1 I'm not Greek, but I'm offended by this "guys who wore sheets." Philosophy, architecture and "sheets"? Stupid Americans.

0 Figs? These creatives should've been asking the Greeks about hemlock.

1 If you're going to talk about the benefits of a fig, why not show . . . a fig?

4 Pretty and informative. What's not to like?

3 Positioning is very clever; art direction is lacking.

1 Print ads that don't show the actual product as the main subject are risky. This is why.

4 Good copy. Not crazy about the illustration, but the concept makes sense.

2 It was good of them to remind me how much natural sugars a fig contains, but shouldn't that guy's toes be pointing the other way?

1 Illustration: 300-thread-count King. Concept: flannel Twin with factory irregularities.

3 I like the copy, but the visual leaves something to be desired. A nine-toed discus thrower selling Fig Newtons? No thanks.

3 "Grab a Fig Newtons"?

1 The headline's pretty clever for a writer with sheet for brains!

0 Is it a lig or a fig? Crap fonts, trite type.

0 That bunch of guys in sheets laid the foundations for Western civilization, the decline of which is surely evidenced by mouth-breathing slackers who mindlessly snarf down one Newton after another while watching daytime TV. Ads like this make me wonder if talent is even necessary anymore.

5 What a change of pace from the usual cookie ad. It sure got my attention.

4 It's a well-designed ad, but I'm still not buying that a Fig Newton is a healthy, energizing snack.

3 I guess it could've been worse — they could have gone back to Adam and Eve wearing fig leaves.

4 Fig Newtons are good for you?! Never would have guessed it, but for some reason I believe this ad. Maybe because they didn't get too serious or too technical.
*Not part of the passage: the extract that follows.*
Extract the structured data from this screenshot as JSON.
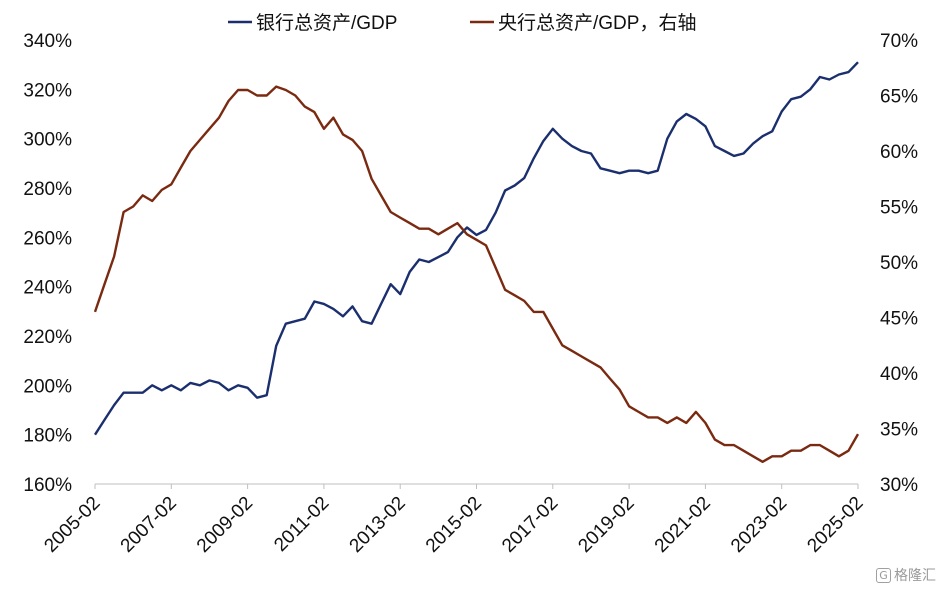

2 The copy mentions endurance; since when did the discus become an endurance sport?

4 It's got stopping power; it isn't overwritten; the illustration lets the product photo scream off the page; and it drives the strategy. Nicely done.

2 I love Fig Newtons, but this ad continues the "Not just your grandma's stool softener" tradition with its Old World (read old school) imagery.

2 Looks like an ad for an insurance company.

1 That's it? That's the whole ad? It gives you energy?! So does crack.

2 "The power of the fig" is just not on. Imagine a car ad that says, "Ninety unbridled horses pushing you back into your leatherette seat."